Oklahoma’s constitution lets legal challenges that “threaten grave constitutional crisis” begin at the state’s highest court, and the attorneys believe the abortion ban fits that narrow category, she said.

Oklahoma Lawmakers Pass Nation’s Toughest Abortion-Ban Measure

The group seeks to leverage a prior decision by Oklahoma’s top court to establish a state right to abortion that’s independent of Roe. In a separate case concerning state authority to medicate someone against their will, the Oklahoma Supreme Court ruled the state constitution recognizes privacy rights and freedom from “violation of bodily autonomy,” Muqaddam said.

Oklahoma’s abortion ban similarly violates its constitution by giving the state “the right to redirect the force of your life against your will,” she said. “When you have an unwanted pregnancy, it affects your life permanently.”

In the draft of the US Supreme Court opinion leaked to Politico May 2, Justice Samuel Alito wrote that Roe was “egregiously wrong from the start” and it was time to “heed the Constitution and return the issue of abortion to the people’s elected representatives.” The opinion had the support of five of the nine justices on the US Supreme Court. A final ruling is expected by early July.

The citizen-enforcement mechanism in the Oklahoma law was copied from Texas’ Heartbeat Act, which bans abortions after fetal cardiac activity can be detected, usually around six weeks.

The US Supreme Court allowed Texas’s law to remain in effect even though some justices expressed concern that state officials were purposefully evading judicial scrutiny by outsourcing enforcement of state laws to civilians, who don’t need any connection to sue.

Oklahoma legislators passed a six-weeks ban that mirrored the Texas law before pushing further to pass the near-total abortion ban. Center for Reproductive Rights lawyers are challenging both bans at the Oklahoma Supreme Court.

Susan Brazelton, a director of the Roe Fund, which raises money to help women pay for abortions and travel expenses, said she’s particularly concerned about the statutory language that potentially exposes everyone who provides any assistance to a person seeking an abortion to lawsuits.

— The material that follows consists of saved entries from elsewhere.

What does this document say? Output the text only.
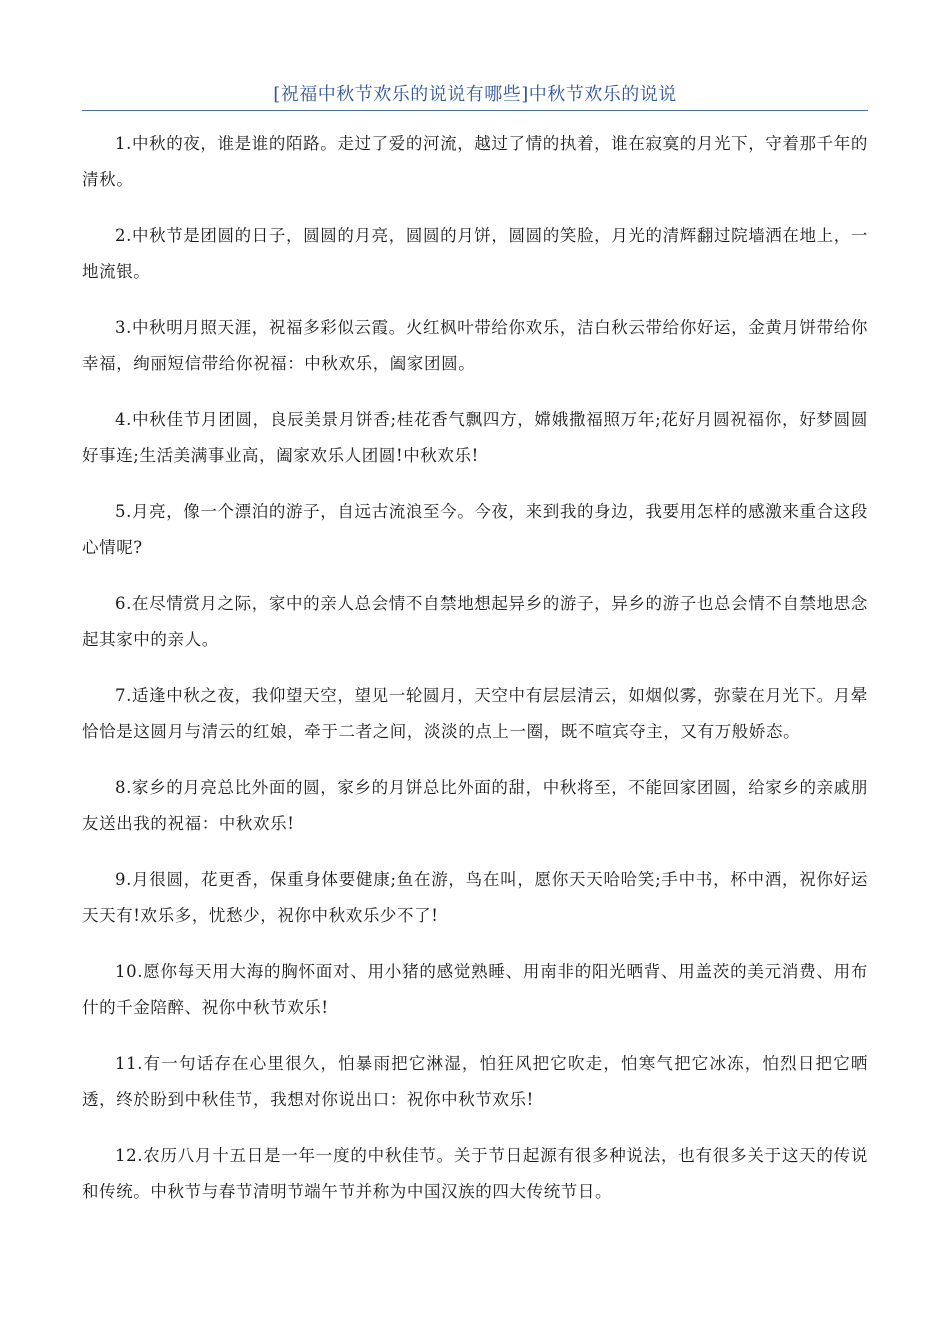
[祝福中秋节欢乐的说说有哪些]中秋节欢乐的说说

1.中秋的夜，谁是谁的陌路。走过了爱的河流，越过了情的执着，谁在寂寞的月光下，守着那千年的清秋。

2.中秋节是团圆的日子，圆圆的月亮，圆圆的月饼，圆圆的笑脸，月光的清辉翻过院墙洒在地上，一地流银。

3.中秋明月照天涯，祝福多彩似云霞。火红枫叶带给你欢乐，洁白秋云带给你好运，金黄月饼带给你幸福，绚丽短信带给你祝福：中秋欢乐，阖家团圆。

4.中秋佳节月团圆，良辰美景月饼香;桂花香气飘四方，嫦娥撒福照万年;花好月圆祝福你，好梦圆圆好事连;生活美满事业高，阖家欢乐人团圆!中秋欢乐!

5.月亮，像一个漂泊的游子，自远古流浪至今。今夜，来到我的身边，我要用怎样的感激来重合这段心情呢?

6.在尽情赏月之际，家中的亲人总会情不自禁地想起异乡的游子，异乡的游子也总会情不自禁地思念起其家中的亲人。

7.适逢中秋之夜，我仰望天空，望见一轮圆月，天空中有层层清云，如烟似雾，弥蒙在月光下。月晕恰恰是这圆月与清云的红娘，牵于二者之间，淡淡的点上一圈，既不喧宾夺主，又有万般娇态。

8.家乡的月亮总比外面的圆，家乡的月饼总比外面的甜，中秋将至，不能回家团圆，给家乡的亲戚朋友送出我的祝福：中秋欢乐!

9.月很圆，花更香，保重身体要健康;鱼在游，鸟在叫，愿你天天哈哈笑;手中书，杯中酒，祝你好运天天有!欢乐多，忧愁少，祝你中秋欢乐少不了!

10.愿你每天用大海的胸怀面对、用小猪的感觉熟睡、用南非的阳光晒背、用盖茨的美元消费、用布什的千金陪醉、祝你中秋节欢乐!

11.有一句话存在心里很久，怕暴雨把它淋湿，怕狂风把它吹走，怕寒气把它冰冻，怕烈日把它晒透，终於盼到中秋佳节，我想对你说出口：祝你中秋节欢乐!

12.农历八月十五日是一年一度的中秋佳节。关于节日起源有很多种说法，也有很多关于这天的传说和传统。中秋节与春节清明节端午节并称为中国汉族的四大传统节日。
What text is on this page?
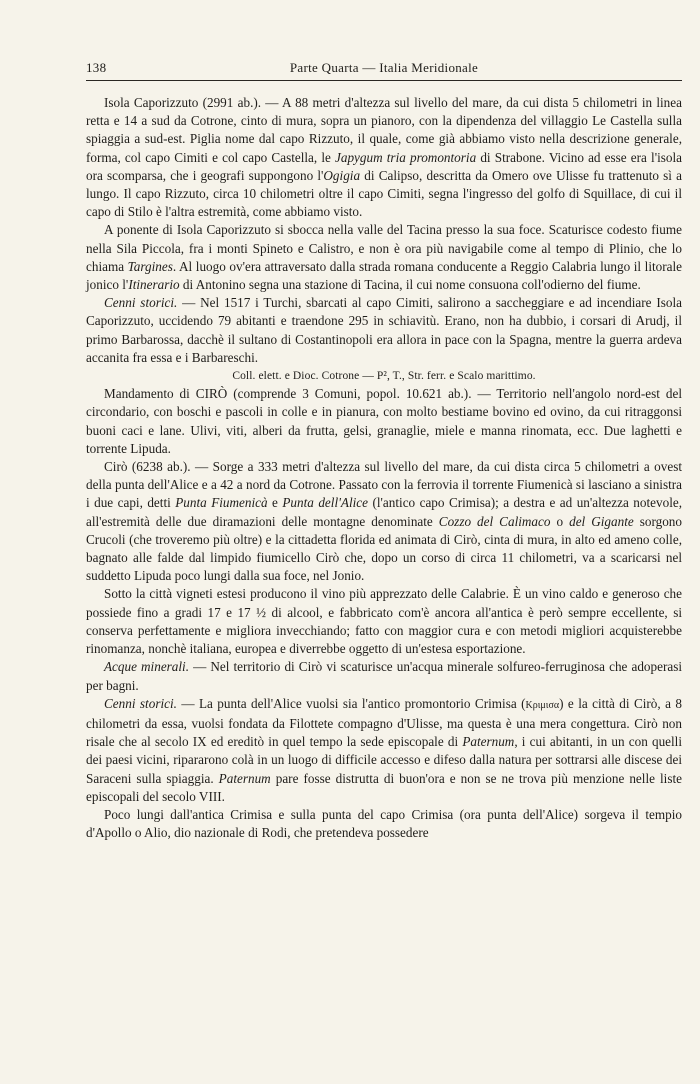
138	Parte Quarta — Italia Meridionale

Isola Caporizzuto (2991 ab.). — A 88 metri d'altezza sul livello del mare, da cui dista 5 chilometri in linea retta e 14 a sud da Cotrone, cinto di mura, sopra un pianoro, con la dipendenza del villaggio Le Castella sulla spiaggia a sud-est. Piglia nome dal capo Rizzuto, il quale, come già abbiamo visto nella descrizione generale, forma, col capo Cimiti e col capo Castella, le Japygum tria promontoria di Strabone. Vicino ad esse era l'isola ora scomparsa, che i geografi suppongono l'Ogigia di Calipso, descritta da Omero ove Ulisse fu trattenuto sì a lungo. Il capo Rizzuto, circa 10 chilometri oltre il capo Cimiti, segna l'ingresso del golfo di Squillace, di cui il capo di Stilo è l'altra estremità, come abbiamo visto.

A ponente di Isola Caporizzuto si sbocca nella valle del Tacina presso la sua foce. Scaturisce codesto fiume nella Sila Piccola, fra i monti Spineto e Calistro, e non è ora più navigabile come al tempo di Plinio, che lo chiama Targines. Al luogo ov'era attraversato dalla strada romana conducente a Reggio Calabria lungo il litorale jonico l'Itinerario di Antonino segna una stazione di Tacina, il cui nome consuona coll'odierno del fiume.

Cenni storici. — Nel 1517 i Turchi, sbarcati al capo Cimiti, salirono a saccheggiare e ad incendiare Isola Caporizzuto, uccidendo 79 abitanti e traendone 295 in schiavitù. Erano, non ha dubbio, i corsari di Arudj, il primo Barbarossa, dacchè il sultano di Costantinopoli era allora in pace con la Spagna, mentre la guerra ardeva accanita fra essa e i Barbareschi.

Coll. elett. e Dioc. Cotrone — P², T., Str. ferr. e Scalo marittimo.

Mandamento di CIRÒ (comprende 3 Comuni, popol. 10.621 ab.). — Territorio nell'angolo nord-est del circondario, con boschi e pascoli in colle e in pianura, con molto bestiame bovino ed ovino, da cui ritraggonsi buoni caci e lane. Ulivi, viti, alberi da frutta, gelsi, granaglie, miele e manna rinomata, ecc. Due laghetti e torrente Lipuda.

Cirò (6238 ab.). — Sorge a 333 metri d'altezza sul livello del mare, da cui dista circa 5 chilometri a ovest della punta dell'Alice e a 42 a nord da Cotrone. Passato con la ferrovia il torrente Fiumenicà si lasciano a sinistra i due capi, detti Punta Fiumenicà e Punta dell'Alice (l'antico capo Crimisa); a destra e ad un'altezza notevole, all'estremità delle due diramazioni delle montagne denominate Cozzo del Calimaco o del Gigante sorgono Crucoli (che troveremo più oltre) e la cittadetta florida ed animata di Cirò, cinta di mura, in alto ed ameno colle, bagnato alle falde dal limpido fiumicello Cirò che, dopo un corso di circa 11 chilometri, va a scaricarsi nel suddetto Lipuda poco lungi dalla sua foce, nel Jonio.

Sotto la città vigneti estesi producono il vino più apprezzato delle Calabrie. È un vino caldo e generoso che possiede fino a gradi 17 e 17 ½ di alcool, e fabbricato com'è ancora all'antica è però sempre eccellente, si conserva perfettamente e migliora invecchiando; fatto con maggior cura e con metodi migliori acquisterebbe rinomanza, nonchè italiana, europea e diverrebbe oggetto di un'estesa esportazione.

Acque minerali. — Nel territorio di Cirò vi scaturisce un'acqua minerale solfureo-ferruginosa che adoperasi per bagni.

Cenni storici. — La punta dell'Alice vuolsi sia l'antico promontorio Crimisa (Κριμισα) e la città di Cirò, a 8 chilometri da essa, vuolsi fondata da Filottete compagno d'Ulisse, ma questa è una mera congettura. Cirò non risale che al secolo IX ed ereditò in quel tempo la sede episcopale di Paternum, i cui abitanti, in un con quelli dei paesi vicini, ripararono colà in un luogo di difficile accesso e difeso dalla natura per sottrarsi alle discese dei Saraceni sulla spiaggia. Paternum pare fosse distrutta di buon'ora e non se ne trova più menzione nelle liste episcopali del secolo VIII.

Poco lungi dall'antica Crimisa e sulla punta del capo Crimisa (ora punta dell'Alice) sorgeva il tempio d'Apollo o Alio, dio nazionale di Rodi, che pretendeva possedere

Abortion funds, other non-profits and some corporations that have opted to cover procedural and travel costs aren’t sure where the lines are drawn.

“They’ve never clarified” the definitions, said Brazelton, who also coordinates patient safety escorts at the Tulsa Women’s Clinic. “So we’re all scrambling, trying to figure out… I guess me opening a door into the clinic and directing a car into a driveway is aiding and abetting?”

Oklahoma’s abortion providers also asked the state’s high court to prevent court clerks from accepting lawsuits filed under the new abortion ban. A group of Texas clinics temporarily won that same protection from a federal judge, only to lose it when an appeals court ruled US judges can’t tell state-court clerks what to do in state-law challenges.

“We have to use every legal lever we have, including state constitutions,” Muqaddam said. “We won’t be successful everywhere. We will have such large abortion deserts in the US that women will have to travel many hundreds of miles to access care,” crossing multiple state lines to reach open clinics.

The solution is for Congress to pass the Women’s Health Protection Act, which will enshrine abortion rights in federal law, Muqaddam said. So far, that measure has passed the Democrat-controlled House but has failed to pass in the evenly split Senate.